Additive Manufacturing is the process of producing parts by successive melting of layers of material rather than removing material, as is the case with conventional machining. Hence, choosing an AM technology for production provides great benefits for the entire production value chain. The geometrical freedom allows you to engineer/design your part as you envision it, without manufacturing constraints. This can be translated to extreme light-weight designs, reduced part counts or improved bone ingrowth for a medical implant. It is also a fast production route from CAD to physical part with a very high material utilization and without the need to keep expensive castings or forgings on stock.

What could it mean?

Try today to go to a factory and ask to make you a single hammer to your own design. The producer would have to design and produce a mould, cast the head, machine it to a suitable finish, turn a wooden handle and then assemble the parts. You will be presented with a bill for thousands of dollars!

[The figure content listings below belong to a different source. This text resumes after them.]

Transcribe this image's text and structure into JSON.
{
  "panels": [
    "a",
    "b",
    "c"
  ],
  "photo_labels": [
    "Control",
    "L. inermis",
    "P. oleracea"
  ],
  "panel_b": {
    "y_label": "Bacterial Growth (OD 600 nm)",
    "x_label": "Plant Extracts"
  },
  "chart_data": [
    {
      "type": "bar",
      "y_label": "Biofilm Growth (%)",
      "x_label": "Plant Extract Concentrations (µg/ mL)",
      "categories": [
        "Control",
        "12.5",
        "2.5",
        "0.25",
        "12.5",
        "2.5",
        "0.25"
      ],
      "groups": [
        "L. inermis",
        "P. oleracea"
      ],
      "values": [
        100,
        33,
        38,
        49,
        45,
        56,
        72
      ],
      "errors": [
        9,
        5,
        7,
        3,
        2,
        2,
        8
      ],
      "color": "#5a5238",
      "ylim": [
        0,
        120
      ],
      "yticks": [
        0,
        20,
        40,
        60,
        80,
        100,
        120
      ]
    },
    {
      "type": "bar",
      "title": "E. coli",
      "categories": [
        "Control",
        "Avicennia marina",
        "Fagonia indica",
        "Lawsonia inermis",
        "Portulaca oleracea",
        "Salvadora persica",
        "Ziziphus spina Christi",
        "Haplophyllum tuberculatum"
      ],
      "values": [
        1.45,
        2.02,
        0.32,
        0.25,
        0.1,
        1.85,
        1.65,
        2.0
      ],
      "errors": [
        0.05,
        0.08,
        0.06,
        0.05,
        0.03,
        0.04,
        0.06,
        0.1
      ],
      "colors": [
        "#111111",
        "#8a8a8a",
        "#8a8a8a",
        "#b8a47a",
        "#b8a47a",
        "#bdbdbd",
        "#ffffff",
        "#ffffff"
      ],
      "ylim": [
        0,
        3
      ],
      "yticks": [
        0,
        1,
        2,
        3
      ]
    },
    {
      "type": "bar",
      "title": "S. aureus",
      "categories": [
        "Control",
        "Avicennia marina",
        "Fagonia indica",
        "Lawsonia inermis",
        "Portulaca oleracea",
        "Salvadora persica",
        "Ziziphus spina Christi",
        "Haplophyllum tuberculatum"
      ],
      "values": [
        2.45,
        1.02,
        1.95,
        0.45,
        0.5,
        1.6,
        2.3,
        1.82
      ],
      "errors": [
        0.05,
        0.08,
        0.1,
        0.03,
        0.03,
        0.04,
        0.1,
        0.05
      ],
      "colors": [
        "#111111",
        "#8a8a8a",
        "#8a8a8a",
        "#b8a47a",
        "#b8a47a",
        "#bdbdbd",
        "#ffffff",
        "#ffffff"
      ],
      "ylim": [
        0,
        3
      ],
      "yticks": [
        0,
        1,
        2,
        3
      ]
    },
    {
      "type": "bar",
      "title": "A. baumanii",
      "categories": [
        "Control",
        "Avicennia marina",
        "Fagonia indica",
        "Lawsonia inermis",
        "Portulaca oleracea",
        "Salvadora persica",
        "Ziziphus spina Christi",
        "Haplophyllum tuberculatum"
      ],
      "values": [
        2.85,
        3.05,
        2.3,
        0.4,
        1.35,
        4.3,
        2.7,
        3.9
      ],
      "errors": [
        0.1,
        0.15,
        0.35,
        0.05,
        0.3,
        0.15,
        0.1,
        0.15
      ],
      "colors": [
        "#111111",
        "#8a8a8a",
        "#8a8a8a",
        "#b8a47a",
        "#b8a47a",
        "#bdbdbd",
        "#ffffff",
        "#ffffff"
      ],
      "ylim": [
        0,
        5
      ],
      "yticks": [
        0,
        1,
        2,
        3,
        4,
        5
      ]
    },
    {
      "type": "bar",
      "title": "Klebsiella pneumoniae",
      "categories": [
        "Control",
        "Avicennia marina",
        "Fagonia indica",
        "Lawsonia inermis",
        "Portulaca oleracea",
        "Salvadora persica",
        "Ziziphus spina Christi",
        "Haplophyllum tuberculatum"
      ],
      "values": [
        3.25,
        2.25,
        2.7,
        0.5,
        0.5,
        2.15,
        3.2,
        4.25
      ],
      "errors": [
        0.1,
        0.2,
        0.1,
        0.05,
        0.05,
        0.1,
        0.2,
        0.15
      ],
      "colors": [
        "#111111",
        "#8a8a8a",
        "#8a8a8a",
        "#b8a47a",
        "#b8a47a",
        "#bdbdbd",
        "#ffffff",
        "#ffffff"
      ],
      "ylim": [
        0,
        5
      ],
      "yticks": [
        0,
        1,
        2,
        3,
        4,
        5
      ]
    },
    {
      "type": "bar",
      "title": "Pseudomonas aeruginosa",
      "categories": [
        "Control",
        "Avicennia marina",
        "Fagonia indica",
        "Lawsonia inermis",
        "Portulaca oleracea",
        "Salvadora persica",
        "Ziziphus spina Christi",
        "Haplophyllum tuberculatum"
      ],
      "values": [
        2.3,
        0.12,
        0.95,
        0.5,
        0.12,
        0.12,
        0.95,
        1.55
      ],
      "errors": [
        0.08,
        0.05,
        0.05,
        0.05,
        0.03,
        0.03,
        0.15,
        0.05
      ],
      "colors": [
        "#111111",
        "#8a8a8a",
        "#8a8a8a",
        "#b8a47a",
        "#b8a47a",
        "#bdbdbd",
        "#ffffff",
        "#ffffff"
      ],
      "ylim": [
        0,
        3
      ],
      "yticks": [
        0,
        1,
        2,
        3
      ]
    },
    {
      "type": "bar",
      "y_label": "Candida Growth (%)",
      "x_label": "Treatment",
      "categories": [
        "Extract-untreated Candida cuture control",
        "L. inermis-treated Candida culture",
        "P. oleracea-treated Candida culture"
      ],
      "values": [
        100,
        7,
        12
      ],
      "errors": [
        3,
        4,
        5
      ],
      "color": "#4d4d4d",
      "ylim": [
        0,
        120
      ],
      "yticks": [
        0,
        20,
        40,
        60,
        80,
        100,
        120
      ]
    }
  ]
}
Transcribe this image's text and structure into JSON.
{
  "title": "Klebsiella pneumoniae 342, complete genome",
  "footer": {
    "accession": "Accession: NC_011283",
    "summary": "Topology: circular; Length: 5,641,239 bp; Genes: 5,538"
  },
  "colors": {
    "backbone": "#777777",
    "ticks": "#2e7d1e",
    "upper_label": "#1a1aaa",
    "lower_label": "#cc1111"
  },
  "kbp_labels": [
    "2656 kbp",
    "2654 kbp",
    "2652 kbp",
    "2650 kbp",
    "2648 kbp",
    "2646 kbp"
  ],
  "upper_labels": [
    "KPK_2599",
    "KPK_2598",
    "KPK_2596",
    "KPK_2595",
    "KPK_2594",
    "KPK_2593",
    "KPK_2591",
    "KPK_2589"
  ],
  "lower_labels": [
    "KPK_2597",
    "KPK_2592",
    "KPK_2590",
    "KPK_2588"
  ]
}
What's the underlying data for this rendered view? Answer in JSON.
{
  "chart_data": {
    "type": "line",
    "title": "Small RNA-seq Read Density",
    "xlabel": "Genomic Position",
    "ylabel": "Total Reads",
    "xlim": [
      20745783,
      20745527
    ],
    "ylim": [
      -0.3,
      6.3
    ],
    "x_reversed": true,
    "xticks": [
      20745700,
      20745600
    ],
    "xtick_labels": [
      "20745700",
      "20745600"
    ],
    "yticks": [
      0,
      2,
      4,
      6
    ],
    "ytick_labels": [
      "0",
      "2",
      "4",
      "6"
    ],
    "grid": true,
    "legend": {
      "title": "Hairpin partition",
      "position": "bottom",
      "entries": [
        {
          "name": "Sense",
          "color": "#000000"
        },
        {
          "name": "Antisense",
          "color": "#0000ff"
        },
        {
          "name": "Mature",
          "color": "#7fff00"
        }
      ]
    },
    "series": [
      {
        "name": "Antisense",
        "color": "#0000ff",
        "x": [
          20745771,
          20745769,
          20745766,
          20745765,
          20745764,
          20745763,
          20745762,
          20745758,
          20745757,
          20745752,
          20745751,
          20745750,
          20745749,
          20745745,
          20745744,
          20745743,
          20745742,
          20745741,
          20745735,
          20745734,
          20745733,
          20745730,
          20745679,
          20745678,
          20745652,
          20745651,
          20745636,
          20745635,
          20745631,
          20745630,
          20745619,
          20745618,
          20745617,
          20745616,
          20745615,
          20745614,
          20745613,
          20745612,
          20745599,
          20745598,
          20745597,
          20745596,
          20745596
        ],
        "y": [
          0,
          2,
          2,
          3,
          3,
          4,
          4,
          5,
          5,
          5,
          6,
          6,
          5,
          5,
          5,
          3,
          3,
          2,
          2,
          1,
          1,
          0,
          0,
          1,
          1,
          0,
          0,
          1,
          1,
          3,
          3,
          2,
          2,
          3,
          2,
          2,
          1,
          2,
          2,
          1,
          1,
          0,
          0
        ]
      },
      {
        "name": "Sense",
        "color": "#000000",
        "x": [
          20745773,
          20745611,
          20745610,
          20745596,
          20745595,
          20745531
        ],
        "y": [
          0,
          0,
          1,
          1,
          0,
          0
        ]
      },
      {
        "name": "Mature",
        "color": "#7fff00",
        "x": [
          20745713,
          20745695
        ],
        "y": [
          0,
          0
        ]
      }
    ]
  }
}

Thus, it would be efficient only if you produce a certain amount of items, as the well-known concept of economy of scale says.
What is a technology breakthrough? It is any significant or sudden advance, development, achievement, or increase, as in scientific knowledge or diplomacy, that removes a barrier to progress (i.e. the jet engine was a major breakthrough in air transport or internet was a major breakthrough for communication). When this happens usually a market structure changes as production changes.
Thanks to 3D printers and other additive manufacturing tools, economies of scale matter much less. In fact, its software can be endlessly tweaked and it can make just about anything. The cost of setting up the machine is the same whether it makes one think or as many things as can fit inside the machine. As a normal printer, it will keep going at about the same cost for each item (Obviously you would take into account the fixed cost and amortization of the machinery – so economies of scale still matters but much less).